Um einen Trend ausmachen zu können, wird dafür meist der Durchschnittswert ermittelt, welcher den über verschiedene Zeiträume bspw. verschiedene Release-Zyklen verglichen wird. Mit dem Fokus auf den erstellten Wert bleibt der Markt im Blick. D. h. es geht nicht darum, so viele Stories wie möglich fertig zu stellen, was gleichbedeutend ist mit der Lieferung von "irgendetwas". Im englischen betont man den Fokus auf den Wert durch "Outcome versus Output" – ein findiger Kollege bezeichnete das im deutschen treffend mit "Erlebnis versus Ergebnis", vereinfacht wird das auch über das Idiom "Qualität über Quantität" dargestellt. Das heißt, es geht nicht darum, so viel wie möglich fertig zu stellen, sondern tatsächlich für uns und den Kunden einen Wert zu erschaffen. Am besten verifiziert man das noch zusätzlich dadurch, dass man Tests erstellt, die Daten darüber liefern, welche Funktionalitäten vom Kunden tatsächlich verwendet werden. Damit kann auch die Hypothese über die Wertschöpfung verifiziert werden.

Nur was geliefert ist, erzeugt keine Verzugskosten.

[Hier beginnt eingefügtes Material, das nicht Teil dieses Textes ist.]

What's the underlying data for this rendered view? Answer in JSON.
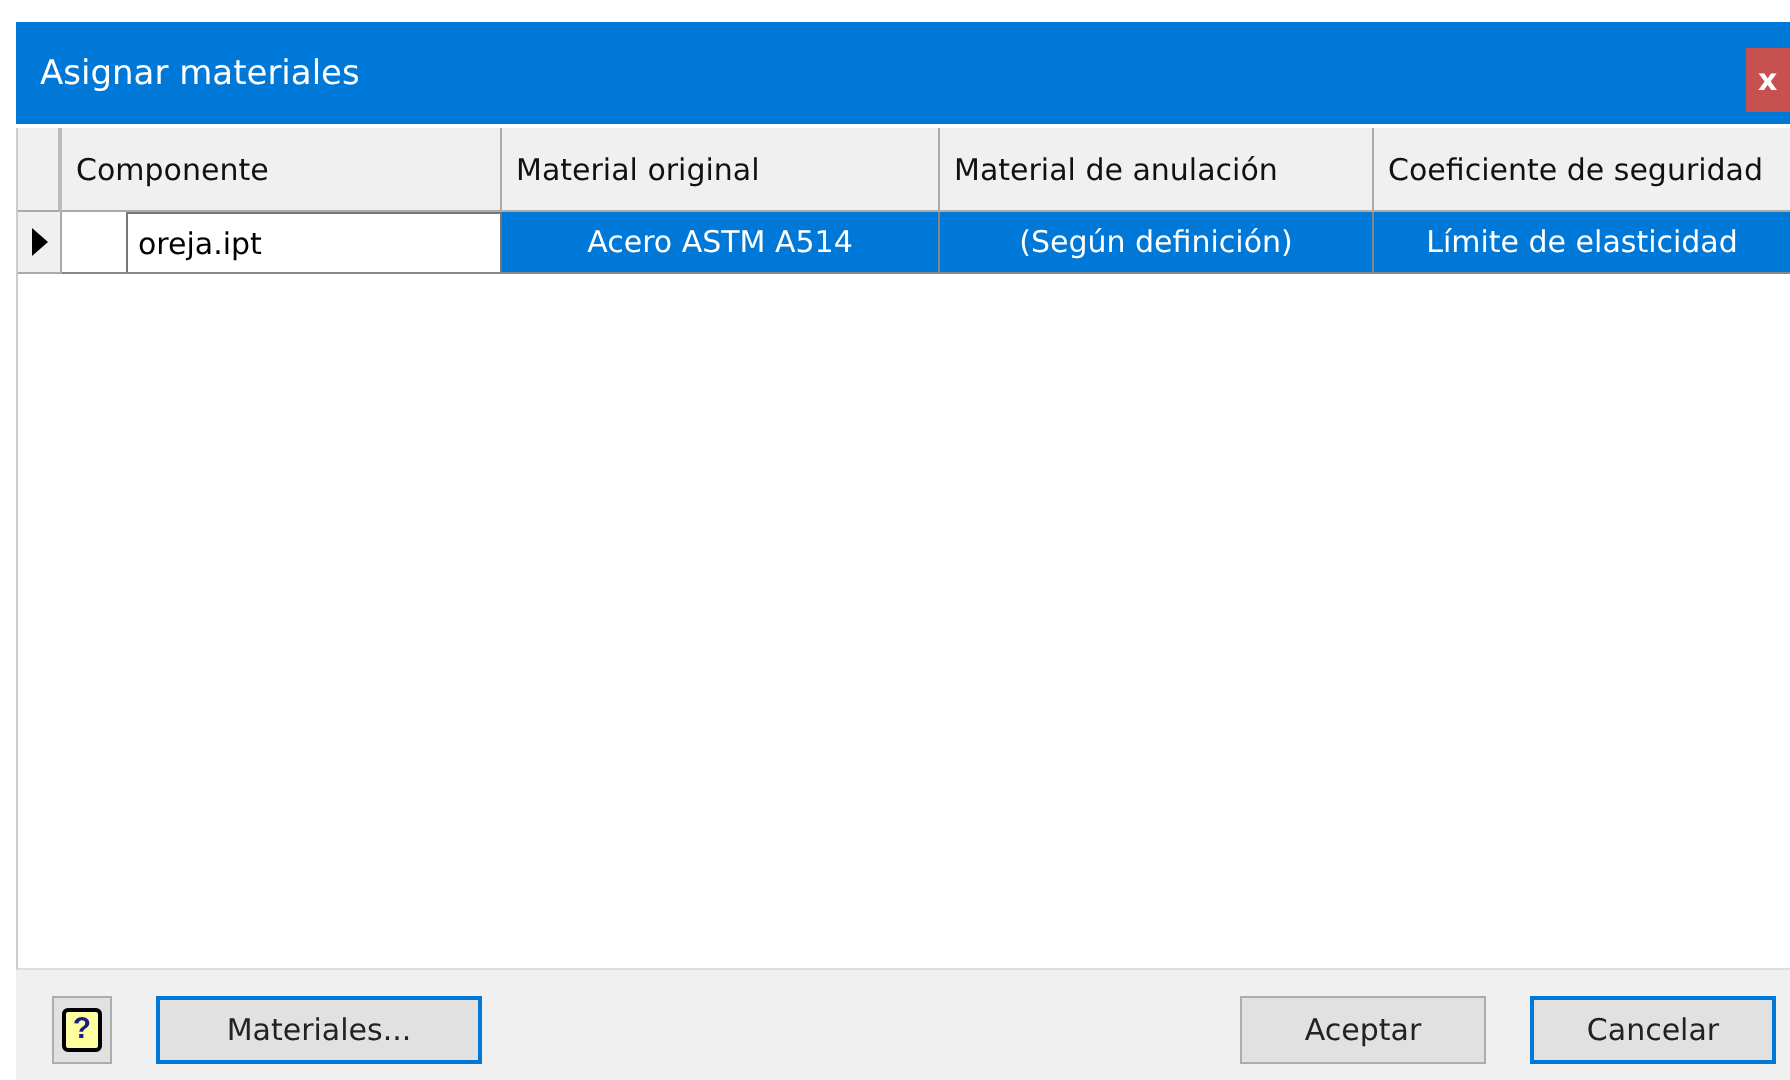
{
  "window": {
    "title": "Asignar materiales",
    "close": "x"
  },
  "table": {
    "columns": [
      "Componente",
      "Material original",
      "Material de anulación",
      "Coeficiente de seguridad"
    ],
    "rows": [
      {
        "selected": true,
        "cells": [
          "oreja.ipt",
          "Acero ASTM A514",
          "(Según definición)",
          "Límite de elasticidad"
        ]
      }
    ]
  },
  "buttons": [
    {
      "kind": "help",
      "label": "?",
      "focused": false
    },
    {
      "kind": "text",
      "label": "Materiales...",
      "focused": true
    },
    {
      "kind": "spacer"
    },
    {
      "kind": "text",
      "label": "Aceptar",
      "focused": false
    },
    {
      "kind": "text",
      "label": "Cancelar",
      "focused": true
    }
  ]
}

Misst man die Werterstellung von Anfang an, d. h. vom Zeitpunkt, an dem die Anforderung das Unternehmen erreicht, über die Zeit, bis sie in einem Projekt bei einem Team in einem Backlog landet und bis zur tatsächlichen Auslieferung, dann hat man meist schon die ersten Anhaltspunkte, wo die Zeit tatsächlich bleibt. Das heißt, damit wirft man einen ganzheitlichen Blick auf die Verzugskosten im Unternehmen und nicht nur in einem Entwicklungsteam.

Analyse der Verzugskosten

Meine Kollegin Johanna Rothman hat Verzugskosten treffenderweise folgendermaßen definiert: "Verzugskosten sind das Nachdenken über den Gewinn, den man nicht macht und die Kosten der andauernden Entwicklung." Damit liegen einige Ursprungsquellen für den Verzug bereits auf der Hand: Allen voran summieren sich all die Dinge zu Verzugskosten, an denen wir arbeiten, die wir aber nicht fertig stellen. Denn nur was geliefert ist, erzeugt keine Verzugskosten. Daraus folgt, dass man als allererstes sicherstellen sollte, so wenig wie möglich parallel anzufangen und stattdessen so viel wie möglich gemeinsam fertig zu stellen. Dazu gehört, dass ein Team besser an wenigen Stories gemeinsam arbeiten sollte, um diese dann auch tatsächlich zeitnah fertigzustellen, anstatt, dass zum Beispiel jeder Mitarbeiter an einer anderen Story arbeitet und sich dadurch die Fertigstellung aller Stories in die Länge zieht.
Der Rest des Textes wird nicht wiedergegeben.